Não existem muitas respostas prontas no cinema de Jarmusch. Para ele, é mais interessante se deter em como os personagens chegaram onde estão, sem que, para isso, a princípio, resolvam-se dúvidas do tipo “o quê?” ou “por quê?”, algo que também se verifica em Down by law. O espectador recebe apenas um breve histórico de cada personagem e, em seguida, passa a acompanhar a sua trajetória como quem já pega o “bonde andando”. Como na vida real, o que se conhece do outro é sempre em parte, assim como o que se conhece de si mesmo. E essa parcialidade acarreta, inevitavelmente, dúvidas. São dúvidas irresistíveis, que potencializam o entusiasmo com relação ao filme, resultado de um olhar incomum e clínico de Jarmusch. Seu acerto também está no elenco selecionado. Lurie vinha de uma colaboração imediatamente anterior com ele, e apresenta um encaixe louvável nas idiossincrasias do diretor. Waits, por outro lado, carimbou aqui seu passaporte no mundo jarmuschiano pela primeira vez, também demonstrando grande adequação à trama – ele voltaria a encontrar Jarmusch quase vinte anos depois, em Sobre café e cigarros (Coffee and cigarettes, 2003).
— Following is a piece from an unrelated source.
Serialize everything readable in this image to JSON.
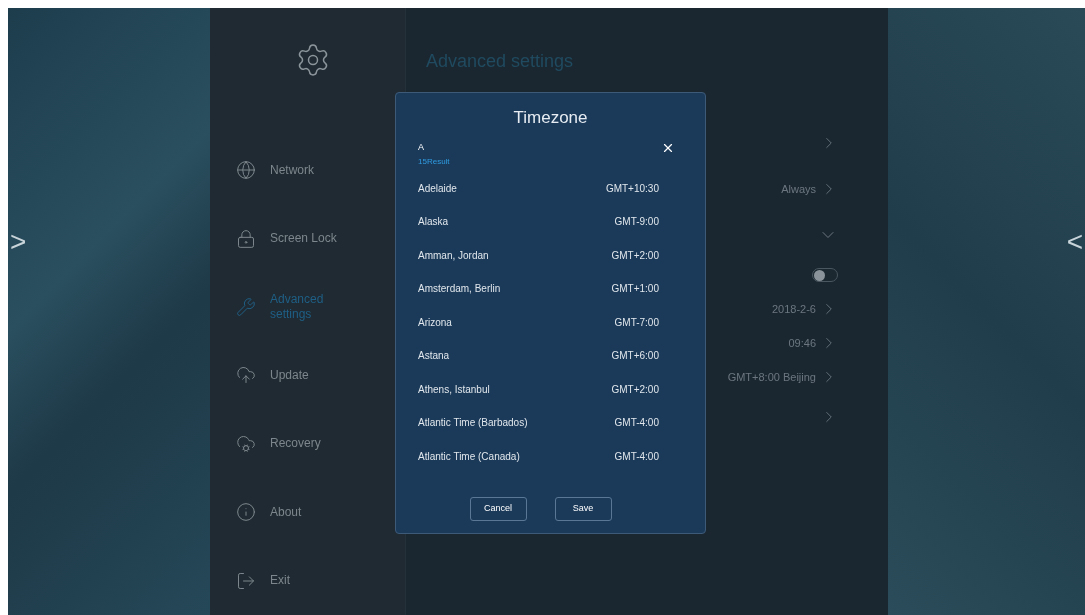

Benigni também se sai muito bem na pele do italiano boa-praça que consegue arrebanhar a dupla de pseudo-mal-encarados que, como ele, cai de para-quedas no ambiente prisional. As gags de seu personagem, que viriam a se tornar sintomáticas em seu cabedal interpretativo, são muito bem-vindas aqui, e despertam empatia. Sobra espaço até mesmo para Nicoletta Braschi, sua esposa na vida real, que surge em uma quase ponta depois que ele foge com seus novos parceiros para o meio da floresta. Aliás, Down by law é composto de três tomos bem demarcados: a breve apresentação do dia a dia de Zack e Jack, o infortúnio de sua prisão por razões que eles desconheciam inicialmente e os desdobramentos da fuga bem-sucedida da dupla, a essa altura um trio com a adição de Roberto. Cada momento exibe seu encanto, e contribui para tornar o filme uma bela comédia dramática dotada de sentimentos e pensamentos pertinentes à teia de ciclos e acasos em potencial de que se compõe a existência humana. Trata-se, enfim de uma obra acerca da improbabilidade de uma amizade entre três homens filtrada com as lascas idiossincráticas de um realizador que tem um olhar todo seu para o cruzamento de culturas, cuja nuvem de proximidade é dissipada em um posfácio poético.